The true beginning of private equity's struggle with public disclosure was marked not by any dispute between a newspaper and a public pension, but by a dispute between a newspaper and a sitting president of the United States.

It all started, really, with the Washington Post's investigations into corruption in the Nixon White House, which led to the Watergate scandal and subsequent rise in cynicism toward public officials. In fact, the Freedom of Information Act was signed into law by Nixon's predecessor, Lyndon Johnson. But following Watergate, the Act was amended in 1974 to make it more powerful and far-reaching. Many states then passed open-record laws of their own.

Fast forward to the present. The public has not lost its cynicism toward public officials, but public institutions now engage in a peculiar activity not seen in 1974 – they invest in private partnerships. These funds will argue that as investors, the public institutions are privy to trade secrets that partners should not reveal. But the open-record laws of yesteryear do not specifically address this new activity. Hence the constant testing, probing and viral mutation that characterises the current so-called FOIA battles.

Take the case of CalPERS, for example. Just as the pension thinks it has resolved one Public Records Act issue, another one pops up.

In October 2000, the California Public Employees' Retirement System began quietly posting quarterly performance data on its private equity partnerships. The simple reason for this move was that the pension had grown tired of sending this list to those who requested it, so CalPERS decided to make it permanently available on its website.

After hearing from enough displeased GPs about the decision, the pension took the IRR numbers back down in 2001. Then it was sued by the San Jose Mercury News to put the list back up. After a drawn out legal battle, the pension acquiesced and in 2003 reposted its spreadsheet of fund-level IRRs.

But alas, the FOIA furies came back in a different form. In September, CalPERS was sued by a separate group, the California First Amendment Coalition (CFAC), and for a new type of data – management fees paid to its underlying partnerships. After conferring with legal counsel, CalPERS struck a balance similar to that found in its performance disclosure solution. In October, the pension provided to the CFAC a list of dollar amounts charged to CalPERS by its various general partners, according to a communication the pension's alternative investment staff sent to all its partners. But the more sensitive information – management fee terms – was not revealed.

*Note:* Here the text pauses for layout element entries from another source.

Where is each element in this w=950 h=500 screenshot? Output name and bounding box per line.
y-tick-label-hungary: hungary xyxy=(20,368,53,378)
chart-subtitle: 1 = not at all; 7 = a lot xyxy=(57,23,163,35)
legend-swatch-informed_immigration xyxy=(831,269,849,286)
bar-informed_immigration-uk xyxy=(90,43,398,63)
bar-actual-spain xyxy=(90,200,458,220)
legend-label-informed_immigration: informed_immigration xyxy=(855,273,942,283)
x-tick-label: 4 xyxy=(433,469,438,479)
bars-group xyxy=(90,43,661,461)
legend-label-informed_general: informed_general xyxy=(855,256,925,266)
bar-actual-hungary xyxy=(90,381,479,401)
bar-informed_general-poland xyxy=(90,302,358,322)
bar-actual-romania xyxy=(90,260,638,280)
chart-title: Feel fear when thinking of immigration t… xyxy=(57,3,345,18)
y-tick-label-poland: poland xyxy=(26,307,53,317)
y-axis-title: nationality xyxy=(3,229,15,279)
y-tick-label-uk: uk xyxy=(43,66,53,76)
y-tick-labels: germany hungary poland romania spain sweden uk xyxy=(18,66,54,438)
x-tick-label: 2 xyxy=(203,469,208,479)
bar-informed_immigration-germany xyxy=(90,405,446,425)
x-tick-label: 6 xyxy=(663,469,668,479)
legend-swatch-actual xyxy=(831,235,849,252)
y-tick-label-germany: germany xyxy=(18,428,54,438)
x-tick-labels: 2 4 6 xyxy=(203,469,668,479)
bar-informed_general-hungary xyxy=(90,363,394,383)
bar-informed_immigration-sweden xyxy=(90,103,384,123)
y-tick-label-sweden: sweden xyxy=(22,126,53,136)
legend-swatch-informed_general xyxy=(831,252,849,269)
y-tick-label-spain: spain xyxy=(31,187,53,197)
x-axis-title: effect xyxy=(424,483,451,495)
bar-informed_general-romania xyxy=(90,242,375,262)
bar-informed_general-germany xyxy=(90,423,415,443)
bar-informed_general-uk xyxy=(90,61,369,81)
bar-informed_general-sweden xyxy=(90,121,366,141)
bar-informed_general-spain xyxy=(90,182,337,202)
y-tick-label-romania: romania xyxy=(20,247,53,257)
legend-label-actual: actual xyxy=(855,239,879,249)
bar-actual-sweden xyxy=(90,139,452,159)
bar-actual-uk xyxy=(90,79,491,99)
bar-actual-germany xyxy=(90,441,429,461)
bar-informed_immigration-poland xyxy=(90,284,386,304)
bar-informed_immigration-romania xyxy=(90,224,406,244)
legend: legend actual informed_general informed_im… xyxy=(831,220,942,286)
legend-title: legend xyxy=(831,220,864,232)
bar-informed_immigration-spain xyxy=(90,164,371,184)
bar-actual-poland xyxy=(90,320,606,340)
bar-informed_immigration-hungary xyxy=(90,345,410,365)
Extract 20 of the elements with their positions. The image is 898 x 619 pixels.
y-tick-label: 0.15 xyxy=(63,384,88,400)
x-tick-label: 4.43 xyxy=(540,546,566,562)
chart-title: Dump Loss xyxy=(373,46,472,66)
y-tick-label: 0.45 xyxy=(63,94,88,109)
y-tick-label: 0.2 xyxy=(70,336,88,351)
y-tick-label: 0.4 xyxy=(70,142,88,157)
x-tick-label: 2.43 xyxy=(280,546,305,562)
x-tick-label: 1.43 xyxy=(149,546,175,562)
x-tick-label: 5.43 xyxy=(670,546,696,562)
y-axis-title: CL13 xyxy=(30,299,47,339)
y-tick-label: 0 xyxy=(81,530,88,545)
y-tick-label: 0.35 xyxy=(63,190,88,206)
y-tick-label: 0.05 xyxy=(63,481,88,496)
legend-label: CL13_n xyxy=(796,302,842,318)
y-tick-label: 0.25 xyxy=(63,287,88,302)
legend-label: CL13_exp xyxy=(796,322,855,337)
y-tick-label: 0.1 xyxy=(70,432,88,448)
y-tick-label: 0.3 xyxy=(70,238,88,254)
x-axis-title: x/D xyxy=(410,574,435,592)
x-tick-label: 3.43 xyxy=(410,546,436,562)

Mutation. The CFAC then hit the pension with another request, this time for the dollar amounts of the carry that CalPERS general partners had paid themselves. The pension responded that this information was exempt from the Public Records Act, and anyway it didn't keep specific information in this regard.

Transmogrification. The CFAC came back with yet another request – it now wanted dollar amounts of gain received annually by CalPERS from all of its private equity and hedge funds.

A notice sent last month to CalPERS' general partners informed them that the pension will now make publicly available a spreadsheet with the dollar amounts of profit attributable to each fund. The CFAC will get the first of these on December 6. Again, CalPERS will withhold partnership terms, carried interest information and specific portfolio company information.

Where clear laws do not exist regarding what can and can't be disclosed, expect more of the same both at CalPERS, across the US and beyond. FOIA battles now involve new data requestors such as labour unions, expanded types of information requested, such as management fees and – in Texas – portfolio company data. The debate looks set to move to the UK and Europe (see p. 51), where data-seekers may find sensitive private equity information in new and unusual ways.

If you're looking for someone to blame for all this, you could start with Richard Nixon.